Reducing recidivism improves public safety and strengthens communities, and is therefore a worthy policy goal. And the research tells us that one of the best ways to accomplish this is to provide inmates with access to education and training while they are in prison.

But it appears that education and training for incarcerated D.C. residents isn’t going to be enough unless we significantly reduce barriers to employment once people are out of prison.

Las year, CCE released a report on the employment challenges facing previously incarcerated D.C. residents after they are released. The report was based on the results of a survey of 550  formerly incarcerated individuals. Among the key findings: there was little or no difference in employment rates for those who earned a GED or job certificate before or after prison and those who did not:

The unemployment rate among survey respondents was about the same after incarceration as it had been prior to incarceration, even among those who used their time in prison productively to increase their skills. Over 30% indicated that they received a GED or higher in prison and 35% indicated receiving a job training certificate of some kind. CCE’s sample showed little or no difference in the unemployment rate for those who had earned a GED or job certificate in or after prison compared with those who had not. (my emphasis)

This finding is at odds with the findings of another recent recidivism study from another jurisdiction, conducted by Jake Cronin, a policy analyst with the Institute of Public Policy in the Truman School of Public Affairs at the University of Missouri.

Cronin studied Missouri Department of Corrections data and found that inmates who earned their GED in Missouri prisons were significantly more likely to find a job after release from prison than those who did not.

But Cronin also noted that recidivism rates went down most dramatically for those inmates had earned a GED and acquired a full-time job after release.

“Employment proves to be the strongest predictor of not returning to prison that we found,” Cronin said. “Those who have a full-time job are much less likely to return to prison than similar inmates who are unemployed. Recidivism rates were nearly cut in half for former inmates with a full-time job compared to similar inmates who are unemployed.”

It makes sense to me that education plus sustained employment has the most lasting impact on reducing recidivism. But in Missouri, at least, attaining an educational credential appears to increase the likelihood of employment, whereas in Washington it may have no effect at all. So the question is whether there are other significant barriers to employment for formerly incarcerated individuals here in the District—other than education—that may not be as prominent in Missouri. And if there are, what do we do about them?

I’ll concede that the biggest barrier to employment for many people these days is the lack of jobs to begin with. I’ll also concede that part of the problem may be that the jobs that do become available in the District may, on average, require more specialized training or post-secondary education than the jobs that are available in Missouri. (I don’t know that for certain, but it seems reasonable.) Nonetheless, there are also policies that can be put in place to make it easier for those returning from prison to find a job, and to encourage employers to hire them.

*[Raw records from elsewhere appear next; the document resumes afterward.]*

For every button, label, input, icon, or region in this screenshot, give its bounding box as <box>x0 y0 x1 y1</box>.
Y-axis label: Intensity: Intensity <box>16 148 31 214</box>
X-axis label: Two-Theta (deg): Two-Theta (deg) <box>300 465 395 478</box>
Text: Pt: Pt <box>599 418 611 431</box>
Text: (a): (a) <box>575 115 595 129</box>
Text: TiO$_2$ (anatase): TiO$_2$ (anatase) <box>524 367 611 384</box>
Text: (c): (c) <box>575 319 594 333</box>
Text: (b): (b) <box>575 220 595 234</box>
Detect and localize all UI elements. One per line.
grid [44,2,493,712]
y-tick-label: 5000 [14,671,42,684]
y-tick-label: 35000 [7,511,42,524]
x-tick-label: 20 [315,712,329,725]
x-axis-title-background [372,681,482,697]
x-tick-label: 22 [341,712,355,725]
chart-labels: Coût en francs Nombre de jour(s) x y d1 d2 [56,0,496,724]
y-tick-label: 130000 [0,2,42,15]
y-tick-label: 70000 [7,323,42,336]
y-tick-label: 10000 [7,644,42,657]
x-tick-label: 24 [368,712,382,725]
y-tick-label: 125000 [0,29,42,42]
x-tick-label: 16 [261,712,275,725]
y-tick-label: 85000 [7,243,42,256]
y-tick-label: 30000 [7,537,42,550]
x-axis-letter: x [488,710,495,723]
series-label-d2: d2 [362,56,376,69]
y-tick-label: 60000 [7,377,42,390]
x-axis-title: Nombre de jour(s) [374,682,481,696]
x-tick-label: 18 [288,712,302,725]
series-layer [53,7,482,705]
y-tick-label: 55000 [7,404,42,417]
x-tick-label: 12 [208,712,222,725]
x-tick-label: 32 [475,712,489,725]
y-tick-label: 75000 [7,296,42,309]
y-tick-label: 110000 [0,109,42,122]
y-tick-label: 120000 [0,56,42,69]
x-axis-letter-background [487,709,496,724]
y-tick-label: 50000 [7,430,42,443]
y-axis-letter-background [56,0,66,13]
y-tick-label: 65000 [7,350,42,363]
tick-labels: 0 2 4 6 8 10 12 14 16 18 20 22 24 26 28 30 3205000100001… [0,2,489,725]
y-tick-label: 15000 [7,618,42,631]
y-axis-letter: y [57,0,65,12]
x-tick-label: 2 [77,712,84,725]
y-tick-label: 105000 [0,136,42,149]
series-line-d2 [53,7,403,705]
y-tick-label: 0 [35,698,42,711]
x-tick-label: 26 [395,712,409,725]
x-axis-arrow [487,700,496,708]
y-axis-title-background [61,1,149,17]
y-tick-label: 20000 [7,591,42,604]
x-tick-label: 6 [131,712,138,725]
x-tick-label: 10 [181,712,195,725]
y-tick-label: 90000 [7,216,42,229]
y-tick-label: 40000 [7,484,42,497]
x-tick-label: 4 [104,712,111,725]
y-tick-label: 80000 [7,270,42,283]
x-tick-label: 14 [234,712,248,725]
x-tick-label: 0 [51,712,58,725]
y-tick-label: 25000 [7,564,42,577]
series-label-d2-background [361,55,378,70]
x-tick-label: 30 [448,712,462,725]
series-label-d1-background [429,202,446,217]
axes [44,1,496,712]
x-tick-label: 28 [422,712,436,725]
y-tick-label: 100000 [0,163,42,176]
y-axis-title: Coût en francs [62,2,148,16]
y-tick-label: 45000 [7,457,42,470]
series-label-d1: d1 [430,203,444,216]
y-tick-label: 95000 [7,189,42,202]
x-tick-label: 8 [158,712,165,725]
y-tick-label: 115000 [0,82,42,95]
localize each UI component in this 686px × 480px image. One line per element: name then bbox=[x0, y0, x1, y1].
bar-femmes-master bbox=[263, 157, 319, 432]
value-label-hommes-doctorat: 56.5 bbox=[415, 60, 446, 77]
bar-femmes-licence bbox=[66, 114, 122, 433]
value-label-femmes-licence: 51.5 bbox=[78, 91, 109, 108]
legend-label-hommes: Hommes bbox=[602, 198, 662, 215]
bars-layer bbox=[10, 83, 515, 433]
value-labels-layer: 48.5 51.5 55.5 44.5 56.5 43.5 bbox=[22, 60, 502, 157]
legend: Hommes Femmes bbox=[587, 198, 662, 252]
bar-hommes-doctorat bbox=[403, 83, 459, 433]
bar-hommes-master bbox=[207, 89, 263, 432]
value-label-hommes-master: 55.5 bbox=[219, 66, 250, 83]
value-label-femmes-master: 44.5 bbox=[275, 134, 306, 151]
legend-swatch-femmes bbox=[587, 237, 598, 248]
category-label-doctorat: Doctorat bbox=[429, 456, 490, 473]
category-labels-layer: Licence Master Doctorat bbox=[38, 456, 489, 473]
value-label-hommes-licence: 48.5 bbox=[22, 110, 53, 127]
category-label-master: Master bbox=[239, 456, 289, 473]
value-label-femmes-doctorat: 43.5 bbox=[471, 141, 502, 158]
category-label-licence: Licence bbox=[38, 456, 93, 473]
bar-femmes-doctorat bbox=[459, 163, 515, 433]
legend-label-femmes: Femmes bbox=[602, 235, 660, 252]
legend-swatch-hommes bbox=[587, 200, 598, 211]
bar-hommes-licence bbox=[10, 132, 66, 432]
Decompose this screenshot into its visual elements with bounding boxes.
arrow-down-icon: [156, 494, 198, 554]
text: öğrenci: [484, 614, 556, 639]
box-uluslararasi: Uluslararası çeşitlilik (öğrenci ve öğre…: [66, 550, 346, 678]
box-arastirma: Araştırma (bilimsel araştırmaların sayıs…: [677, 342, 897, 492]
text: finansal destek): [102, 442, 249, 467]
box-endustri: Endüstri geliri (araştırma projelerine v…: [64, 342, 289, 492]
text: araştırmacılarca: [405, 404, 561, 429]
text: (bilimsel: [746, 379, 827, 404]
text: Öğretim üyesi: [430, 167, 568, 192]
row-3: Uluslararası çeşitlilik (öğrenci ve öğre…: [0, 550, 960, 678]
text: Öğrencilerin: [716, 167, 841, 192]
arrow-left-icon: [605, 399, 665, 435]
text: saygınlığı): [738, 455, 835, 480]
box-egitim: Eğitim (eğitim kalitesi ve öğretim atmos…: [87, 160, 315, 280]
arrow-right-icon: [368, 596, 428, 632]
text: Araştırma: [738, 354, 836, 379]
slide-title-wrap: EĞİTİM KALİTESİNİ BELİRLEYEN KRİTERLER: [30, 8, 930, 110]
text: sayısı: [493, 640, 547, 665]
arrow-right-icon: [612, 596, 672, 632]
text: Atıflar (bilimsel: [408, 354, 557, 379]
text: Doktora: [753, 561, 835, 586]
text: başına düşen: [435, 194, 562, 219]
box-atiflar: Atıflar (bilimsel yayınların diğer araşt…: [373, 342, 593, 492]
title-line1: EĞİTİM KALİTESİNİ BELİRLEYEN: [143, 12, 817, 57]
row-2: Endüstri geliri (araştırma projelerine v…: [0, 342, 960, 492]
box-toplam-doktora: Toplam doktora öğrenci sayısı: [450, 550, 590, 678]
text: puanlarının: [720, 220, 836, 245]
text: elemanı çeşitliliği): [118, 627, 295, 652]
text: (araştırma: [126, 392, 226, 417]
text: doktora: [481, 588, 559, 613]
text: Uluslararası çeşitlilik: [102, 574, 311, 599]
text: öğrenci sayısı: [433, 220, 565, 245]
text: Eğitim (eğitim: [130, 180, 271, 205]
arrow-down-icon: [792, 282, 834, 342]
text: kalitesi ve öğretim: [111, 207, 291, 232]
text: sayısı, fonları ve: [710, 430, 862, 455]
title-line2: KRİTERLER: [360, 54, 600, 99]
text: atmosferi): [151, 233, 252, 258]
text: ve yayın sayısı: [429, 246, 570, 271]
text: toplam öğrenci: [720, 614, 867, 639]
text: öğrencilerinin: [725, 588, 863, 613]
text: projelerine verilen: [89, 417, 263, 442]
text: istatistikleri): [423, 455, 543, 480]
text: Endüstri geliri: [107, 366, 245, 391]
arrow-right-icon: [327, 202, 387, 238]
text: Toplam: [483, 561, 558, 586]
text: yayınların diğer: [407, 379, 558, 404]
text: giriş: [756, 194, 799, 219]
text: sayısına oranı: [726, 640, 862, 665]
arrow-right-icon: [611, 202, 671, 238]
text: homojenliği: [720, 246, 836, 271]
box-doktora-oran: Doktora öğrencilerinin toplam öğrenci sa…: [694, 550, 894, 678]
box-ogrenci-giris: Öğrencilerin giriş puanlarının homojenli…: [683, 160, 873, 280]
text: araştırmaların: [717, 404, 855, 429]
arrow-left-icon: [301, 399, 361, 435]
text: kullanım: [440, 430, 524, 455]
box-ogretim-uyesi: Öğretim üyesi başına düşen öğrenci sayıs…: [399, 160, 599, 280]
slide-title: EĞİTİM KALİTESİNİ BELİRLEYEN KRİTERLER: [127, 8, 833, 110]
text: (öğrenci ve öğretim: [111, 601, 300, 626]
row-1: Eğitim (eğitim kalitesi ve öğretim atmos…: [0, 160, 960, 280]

For their part, the Council for Court Excellence (CCE) believes that barriers to employment unrelated to education do exist, and in their report, they made several recommendations to address them, including, among other things, liability protection for employers and a “certificate of good standing” indicating that an individual has completed his or her sentence and is in good standing with conditions of release.

These two recommendations are the centerpiece of recent bill, the D.C. Re-entry Facilitation Amendment Act, introduced by D.C. Council Chair Phil Mendelson on July 10th.

UPDATE 9/27/12: My original headline (Why Hasn’t Prison Education Reduced D.C. Recidivism Rates?) was all wrong—I was making a point about employment outcomes, not recidivism rates—and was updated accordingly.